Sure I had my sister and my niece and they were WONDERFUL as were ALL my friends. However, I'm talking about MY family. My little Tirch family. My loves. My hubby and my babies. I really felt like, without them there, a piece of me was missing.
I have to admit, at one point during the race I had a daydream that my family showed up and was there to cheer me on in the end. I knew it would never come true, but when you're running that far sometimes you hallucinate. Just me? Again?! Damn.
Anyway, I knew they wouldn't be there, but it didn't stop me from wishing it were true. I mean who doesn't want this?
Or this...
or this.
They're my support crew and I missed them a lot!
I figured the kids really didn't care that they were missing a race.
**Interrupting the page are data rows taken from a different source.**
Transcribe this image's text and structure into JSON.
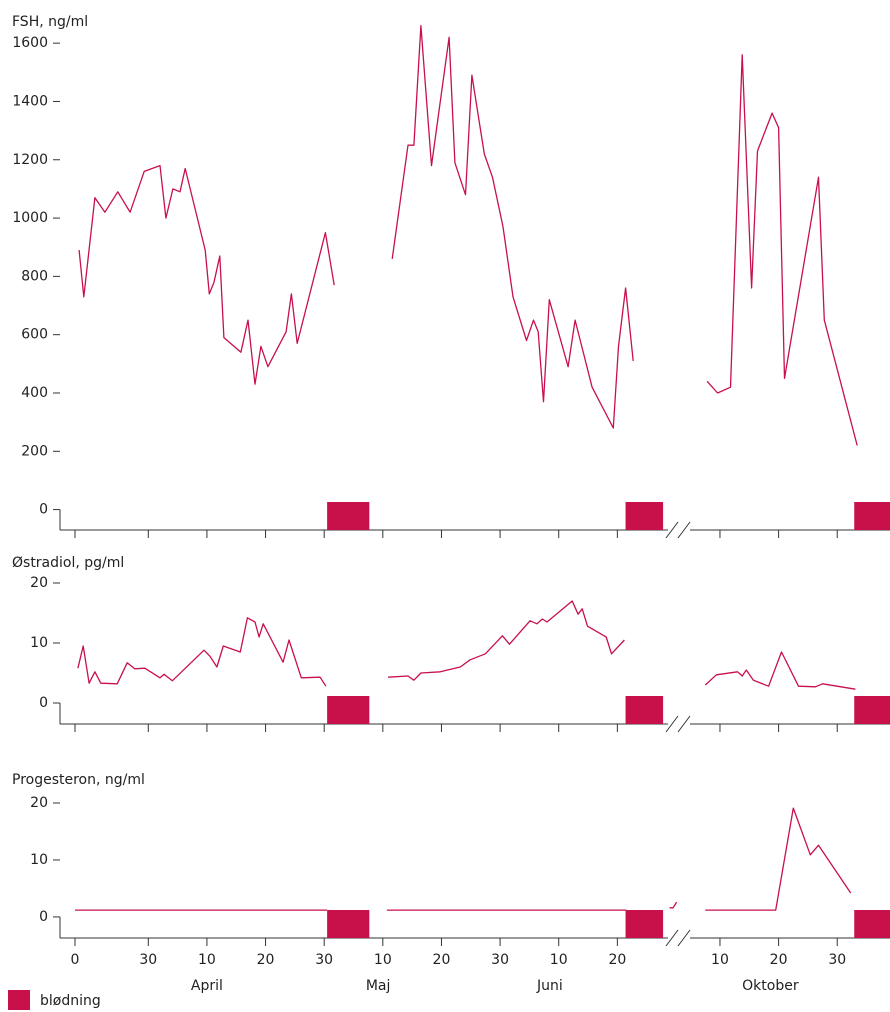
{
  "chart_data": [
    {
      "type": "line",
      "ylabel": "FSH, ng/ml",
      "color": "#c8104a",
      "ylim": [
        -70,
        1700
      ],
      "yticks": [
        0,
        200,
        400,
        600,
        800,
        1000,
        1200,
        1400,
        1600
      ],
      "xlim": [
        0,
        139
      ],
      "xticks": [
        0,
        12.5,
        22.5,
        32.5,
        42.5,
        52.5,
        62.5,
        72.5,
        82.5,
        92.5,
        110,
        120,
        130
      ],
      "bleeding": [
        [
          43,
          50.2
        ],
        [
          93.9,
          100.3
        ],
        [
          132.9,
          139
        ]
      ],
      "x": [
        0.7,
        1.5,
        3.4,
        5.1,
        7.3,
        9.4,
        11.8,
        14.5,
        15.5,
        16.7,
        17.9,
        18.8,
        22.2,
        22.9,
        23.7,
        24.7,
        25.4,
        28.3,
        29.5,
        30.7,
        31.7,
        32.9,
        36.0,
        36.9,
        37.9,
        42.7,
        44.2,
        null,
        54.1,
        56.8,
        57.8,
        59.0,
        60.8,
        63.8,
        64.8,
        66.6,
        67.7,
        69.8,
        71.2,
        73.0,
        74.7,
        77.0,
        78.2,
        79.0,
        79.9,
        80.9,
        84.1,
        85.3,
        88.2,
        91.8,
        92.7,
        93.9,
        95.2,
        null,
        107.8,
        109.6,
        111.8,
        113.8,
        115.4,
        116.4,
        118.9,
        120.0,
        121.0,
        126.8,
        127.8,
        133.4
      ],
      "values": [
        890,
        730,
        1070,
        1020,
        1090,
        1020,
        1160,
        1180,
        1000,
        1100,
        1090,
        1170,
        890,
        740,
        780,
        870,
        590,
        540,
        650,
        430,
        560,
        490,
        610,
        740,
        570,
        950,
        770,
        null,
        860,
        1250,
        1250,
        1660,
        1180,
        1620,
        1190,
        1080,
        1490,
        1220,
        1140,
        970,
        730,
        580,
        650,
        610,
        370,
        720,
        490,
        650,
        420,
        280,
        560,
        760,
        510,
        null,
        440,
        400,
        420,
        1560,
        760,
        1230,
        1360,
        1310,
        450,
        1140,
        650,
        220
      ]
    },
    {
      "type": "line",
      "ylabel": "Østradiol, pg/ml",
      "color": "#c8104a",
      "ylim": [
        -3.5,
        20
      ],
      "yticks": [
        0,
        10,
        20
      ],
      "xlim": [
        0,
        139
      ],
      "xticks": [
        0,
        12.5,
        22.5,
        32.5,
        42.5,
        52.5,
        62.5,
        72.5,
        82.5,
        92.5,
        110,
        120,
        130
      ],
      "bleeding": [
        [
          43,
          50.2
        ],
        [
          93.9,
          100.3
        ],
        [
          132.9,
          139
        ]
      ],
      "x": [
        0.5,
        1.4,
        2.4,
        3.4,
        4.4,
        7.2,
        8.9,
        10.2,
        11.9,
        14.5,
        15.2,
        16.6,
        22.0,
        23.0,
        24.2,
        25.3,
        28.2,
        29.4,
        30.7,
        31.4,
        32.1,
        35.5,
        36.5,
        38.6,
        41.8,
        42.8,
        null,
        53.4,
        56.8,
        57.8,
        59.0,
        62.3,
        65.7,
        67.4,
        70.0,
        72.9,
        74.1,
        77.6,
        78.8,
        79.7,
        80.5,
        84.8,
        85.8,
        86.5,
        87.4,
        90.6,
        91.5,
        93.7,
        null,
        107.5,
        109.4,
        113.0,
        113.8,
        114.5,
        115.7,
        118.3,
        120.5,
        123.4,
        126.3,
        127.5,
        133.1
      ],
      "values": [
        5.8,
        9.5,
        3.3,
        5.2,
        3.3,
        3.2,
        6.7,
        5.7,
        5.8,
        4.2,
        4.8,
        3.7,
        8.8,
        7.8,
        6.0,
        9.5,
        8.5,
        14.2,
        13.5,
        11.0,
        13.2,
        6.8,
        10.5,
        4.2,
        4.3,
        2.8,
        null,
        4.3,
        4.5,
        3.8,
        5.0,
        5.2,
        6.0,
        7.2,
        8.2,
        11.2,
        9.8,
        13.7,
        13.2,
        14.0,
        13.5,
        17.0,
        14.8,
        15.7,
        12.8,
        11.0,
        8.2,
        10.5,
        null,
        3.0,
        4.7,
        5.2,
        4.5,
        5.5,
        3.8,
        2.8,
        8.5,
        2.8,
        2.7,
        3.2,
        2.3
      ]
    },
    {
      "type": "line",
      "ylabel": "Progesteron, ng/ml",
      "color": "#c8104a",
      "ylim": [
        -3.7,
        20
      ],
      "yticks": [
        0,
        10,
        20
      ],
      "xlim": [
        0,
        139
      ],
      "xticks": [
        {
          "value": 0,
          "label": "0"
        },
        {
          "value": 12.5,
          "label": "30"
        },
        {
          "value": 22.5,
          "label": "10"
        },
        {
          "value": 32.5,
          "label": "20"
        },
        {
          "value": 42.5,
          "label": "30"
        },
        {
          "value": 52.5,
          "label": "10"
        },
        {
          "value": 62.5,
          "label": "20"
        },
        {
          "value": 72.5,
          "label": "30"
        },
        {
          "value": 82.5,
          "label": "10"
        },
        {
          "value": 92.5,
          "label": "20"
        },
        {
          "value": 110,
          "label": "10"
        },
        {
          "value": 120,
          "label": "20"
        },
        {
          "value": 130,
          "label": "30"
        }
      ],
      "months": [
        {
          "value": 22.5,
          "label": "April"
        },
        {
          "value": 51.7,
          "label": "Maj"
        },
        {
          "value": 81,
          "label": "Juni"
        },
        {
          "value": 118.6,
          "label": "Oktober"
        }
      ],
      "bleeding": [
        [
          43,
          50.2
        ],
        [
          93.9,
          100.3
        ],
        [
          132.9,
          139
        ]
      ],
      "x": [
        0,
        43.0,
        null,
        53.2,
        94.0,
        null,
        101.4,
        102.0,
        102.6,
        null,
        107.5,
        119.5,
        122.5,
        125.4,
        126.8,
        132.3
      ],
      "values": [
        1.2,
        1.2,
        null,
        1.2,
        1.2,
        null,
        1.6,
        1.6,
        2.6,
        null,
        1.2,
        1.2,
        19.1,
        10.9,
        12.6,
        4.2
      ]
    }
  ],
  "legend": {
    "label": "blødning",
    "color": "#c8104a"
  }
}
I'll be honest, Ella complains a LOT about going to races because she hates waiting for "so long" and she hates to walk. She makes me laugh. The point is, I didn't think they were losing any sleep over missing mama at a race.
Turns out, they were thinking of me all along and I came home to this...
I think she has me on the podium and I think it's hilarious that she's saying "like"
this...
I love that is black and gold and he has me coming into the finish with my hands up
and this.
I don't know why santa is in the pic, but maybe he runs half marathons too. Also why am I naked?
While they weren't there with me physically, it warms my heart to know when I was wishing for them, they were at home cheering me on with their posters. A piece of me wasn't missing. It was with me all along.